This is a way to represent signed integers . Assuming the leftmost digit is the most significant bit then:

• Sign digit: Whether the number is positive or negative
• Numerical representation: The magnitude of the number

So if you store your signed integer as a byte , the leftmost bit would represent the sign and the other 7 bits would represent the magnitude.

# Positive numbers

For example when representing 10 in 7 bits you would use

$$ 000\ 1010 = 0*2^7 + 0*2^6 + 0*2^5 + 0*2^4 + 1*2^3 + 0*2^2 + 1*2^1 + 0*2^0 $$

Therefore, as 10 is positive, its full representation would be

0|000 1010

with the 0 representing positive numbers.

# Negative numbers

This is where things get interesting. Let’s first start with the formula and work backwards to explain why this works.

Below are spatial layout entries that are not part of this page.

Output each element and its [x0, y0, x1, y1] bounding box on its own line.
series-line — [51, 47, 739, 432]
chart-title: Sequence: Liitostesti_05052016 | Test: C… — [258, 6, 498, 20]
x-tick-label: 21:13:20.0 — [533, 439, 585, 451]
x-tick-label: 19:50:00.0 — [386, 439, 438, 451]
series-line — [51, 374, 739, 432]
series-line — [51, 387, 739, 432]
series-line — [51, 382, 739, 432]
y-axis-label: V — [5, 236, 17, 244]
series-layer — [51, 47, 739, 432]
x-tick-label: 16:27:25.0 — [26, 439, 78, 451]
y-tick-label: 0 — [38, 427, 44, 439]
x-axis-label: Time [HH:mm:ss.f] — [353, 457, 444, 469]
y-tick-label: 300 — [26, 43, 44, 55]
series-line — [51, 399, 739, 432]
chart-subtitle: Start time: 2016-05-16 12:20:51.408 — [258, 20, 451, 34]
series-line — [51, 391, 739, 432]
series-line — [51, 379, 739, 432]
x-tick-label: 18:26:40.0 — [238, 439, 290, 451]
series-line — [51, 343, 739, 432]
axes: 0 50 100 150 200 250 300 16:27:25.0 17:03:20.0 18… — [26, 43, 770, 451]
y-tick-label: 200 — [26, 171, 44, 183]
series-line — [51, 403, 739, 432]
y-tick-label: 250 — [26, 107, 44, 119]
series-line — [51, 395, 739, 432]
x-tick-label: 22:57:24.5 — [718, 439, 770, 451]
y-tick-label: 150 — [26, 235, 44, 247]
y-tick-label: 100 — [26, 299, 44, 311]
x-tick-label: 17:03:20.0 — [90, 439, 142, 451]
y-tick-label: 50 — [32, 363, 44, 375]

Let’s say we want to represent -10:

1. Start with the representation of the absolute value of number in binary e.g. 10 = 0000 1010
2. Flip all the digits e.g. 1111 0101
3. Add 1 to the representation and ignore overflow (this is pretty key as $-2^7$ is a legit option) e.g. 1111 0110

Excellent, so the leftmost digit is 1 (indicating it is not positive) and this representation is unique. Whilst this might require some mathematical justification, we actually use all the available space in the byte . For example, $0111\ 1111 = 2^7 - 1$, $0000\ 0000 = 0$, $1000\ 0000 = -2^7$, and $1111\ 1111 = -1$.

Let’s also cover how to decimalise a binary representation of a negative number. Suppose we wanted to convert $1100\ 1100$:

1. First subtract 1 from the expression (or add -1 but we will come back to that) e.g. 1100 1011.
2. Flip all the digits e.g. 0011 0100.
3. Convert the binary number into decimal representation and put a negative sign on it e.g. 32 + 16 + 4 = 52, so the number is -52.

That seems straightforward enough, but surely there must be a simpler way to do this?

# Addition

You add two numbers just as you would unsigned integers by starting from the least significant bit (right most in our example) and carry the overflows forward. This works even when adding two negatives or a negative with a positive!

# Two positive

Let’s add 10 = 0000 1010 with 12 = 0000 1100

$$ \begin{aligned} 10 + 12 & = 0000\ 1010\\ & + 0000\ 1100\\ & = 0001\ 0110\\ & = 16 + 4 + 2\\ & = 22. \end{aligned} $$

# Negative with a positive

Let’s add -5 = 1111 1011 with 10 = 0000 1010

$$ \begin{aligned} -5 + 10 & = 1111\ 1011 \\ & + 0000\ 1010\\ & = 0000\ 0101\\ & = 4 + 1\\ & = 5. \end{aligned} $$

# Two negative

Let’s add -5 = 1111 1011 with -16 = 1111 0000

$$ \begin{aligned} -5 + (-16) & = 1111\ 1011 \\ & + 1111\ 0000\\ & = 1110\ 1011\\ & = (-)\ 0001\ 0101\\ & = (-)\ (16 + 4 + 1)\\ & = -21. \end{aligned} $$

# Comparison

This essentially works the same as unsigned integers: starting from the most significant bit , work your way to the least significant until you see a difference. Whichever is 1 in the differing place is larger.

The only exception to this rule is if the sign bits of the two numbers are different. In that case, the positive number is larger.

# Conclusion

Two’s complement is indeed an elegant method for encoding negative numbers. It requires minimal additional logic compared to unsigned integer arithmetic.